En effet, des études montrent que la plupart des recruteurs réagissent vivement – et négativement – aux posts sur Facebook où le candidat se met à dire du mal d'une personne qu'il connaît ainsi qu'à ceux où on le voit en train de prendre de l'alcool. Car ils se disent en leur for intérieur qu'un tel candidat risque de créer du désordre au sein de l'équipe en place. Oui, ils sautent vite à ce genre de conclusion, sans savoir si celle-ci est la bonne, ou pas.


Or, que dit l'étude? Ceci :


> L'alcool lié à l'Extraversion. Ceux qui s'affichent sur Facebook en prenant de l'alcool (ou de la drogue) sont ceux qui sont les plus extravertis. Cela signifie que le fait de mettre en ligne une photo de soi en train de fêter en grand n'est corrélé à aucun autre trait de personnalité que celui de l'Extraversion.

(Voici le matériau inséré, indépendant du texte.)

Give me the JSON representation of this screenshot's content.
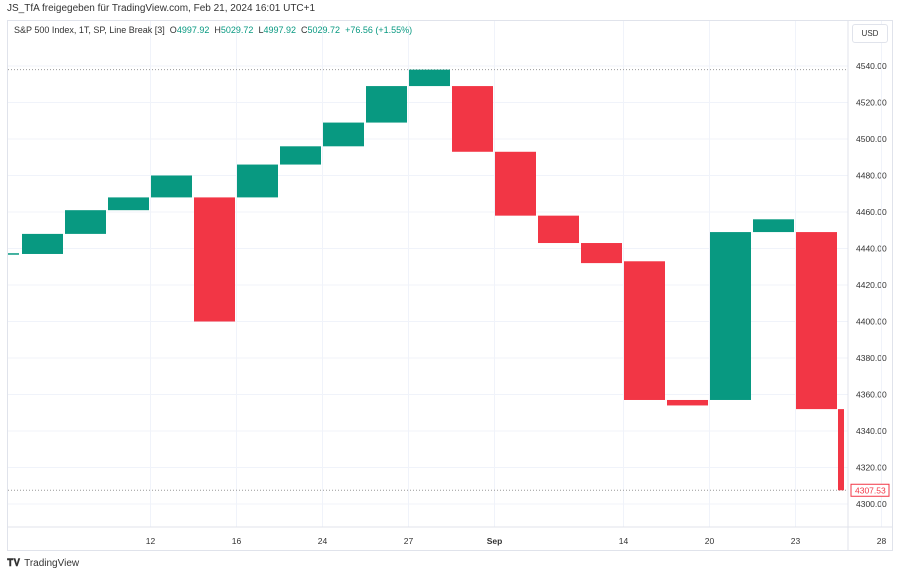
{
  "header": {
    "title": "JS_TfA freigegeben für TradingView.com, Feb 21, 2024 16:01 UTC+1"
  },
  "legend": {
    "symbol": "S&P 500 Index, 1T, SP, Line Break [3]",
    "o_label": "O",
    "o": "4997.92",
    "h_label": "H",
    "h": "5029.72",
    "l_label": "L",
    "l": "4997.92",
    "c_label": "C",
    "c": "5029.72",
    "change": "+76.56 (+1.55%)"
  },
  "currency_button": "USD",
  "footer": {
    "brand": "TradingView"
  },
  "colors": {
    "up": "#089981",
    "down": "#f23645"
  },
  "chart_data": {
    "type": "line-break",
    "title": "S&P 500 Index, 1T, SP, Line Break [3]",
    "ylim": [
      4300,
      4540
    ],
    "y_ticks": [
      "4540.00",
      "4520.00",
      "4500.00",
      "4480.00",
      "4460.00",
      "4440.00",
      "4420.00",
      "4400.00",
      "4380.00",
      "4360.00",
      "4340.00",
      "4320.00",
      "4300.00"
    ],
    "x_ticks": [
      {
        "label": "12",
        "index": 2
      },
      {
        "label": "16",
        "index": 4
      },
      {
        "label": "24",
        "index": 6
      },
      {
        "label": "27",
        "index": 8
      },
      {
        "label": "Sep",
        "index": 10
      },
      {
        "label": "14",
        "index": 13
      },
      {
        "label": "20",
        "index": 15
      },
      {
        "label": "23",
        "index": 17
      },
      {
        "label": "28",
        "index": 19
      }
    ],
    "bricks": [
      {
        "open": 4437,
        "close": 4448
      },
      {
        "open": 4448,
        "close": 4461
      },
      {
        "open": 4461,
        "close": 4468
      },
      {
        "open": 4468,
        "close": 4480
      },
      {
        "open": 4468,
        "close": 4400
      },
      {
        "open": 4468,
        "close": 4486
      },
      {
        "open": 4486,
        "close": 4496
      },
      {
        "open": 4496,
        "close": 4509
      },
      {
        "open": 4509,
        "close": 4529
      },
      {
        "open": 4529,
        "close": 4538
      },
      {
        "open": 4529,
        "close": 4493
      },
      {
        "open": 4493,
        "close": 4458
      },
      {
        "open": 4458,
        "close": 4443
      },
      {
        "open": 4443,
        "close": 4432
      },
      {
        "open": 4433,
        "close": 4357
      },
      {
        "open": 4357,
        "close": 4354
      },
      {
        "open": 4357,
        "close": 4449
      },
      {
        "open": 4449,
        "close": 4456
      },
      {
        "open": 4449,
        "close": 4352
      },
      {
        "open": 4352,
        "close": 4307.53
      }
    ],
    "last_price": "4307.53",
    "high_line": 4538
  }
}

> La médisance inversement liée à l'Agréabilité. Ceux qui disent du mal d'autrui sur Facebook sont ceux qui ont une faible Agréabilité. Et c'est tout. Aucun autre trait de personnalité n'est corrélé à ce comportement.


Autrement dit :


> Une lourde erreur. La plupart des recruteurs se trompent lourdement en se fiant à ce qu'ils voient sur Facebook. Pourquoi? Parce qu'ils associent inconsciemment la prise d'alcool et la médisance à un faible Contrôle, alors qu'aucun de ces deux comportements ne lui est corrélé.


De fait, ils vont se dire, par exemple, que le candidat en question, qu'ils voient torse nu au bord d'une piscine, un soir de fête, en train de rire et de brandir une pinte de bière est quelqu'un qui manque sérieusement de Contrôle, c'est-à-dire d'autodiscipline et autre sens de l'organisation, alors qu'en vérité cela trahit juste une personnalité extravertie. Rien de plus.


Que retenir de tout cela? Deux choses :


> Pour les recruteurs. Ne sautez pas trop vite à une conclusion, en parcourant la page Facebook d'un candidat qui vous paraît intéressant.


> Pour les candidats. Faites attention à ce que vous mettez en ligne sur votre page Facebook, car vous courez dès lors le risque d'induire en erreur un futur recruteur (qui n'aurait pas lu ce billet de blogue).


En passant, William Shakespeare a dit dans Macbeth : «Pour tromper le monde, ressemblez au monde».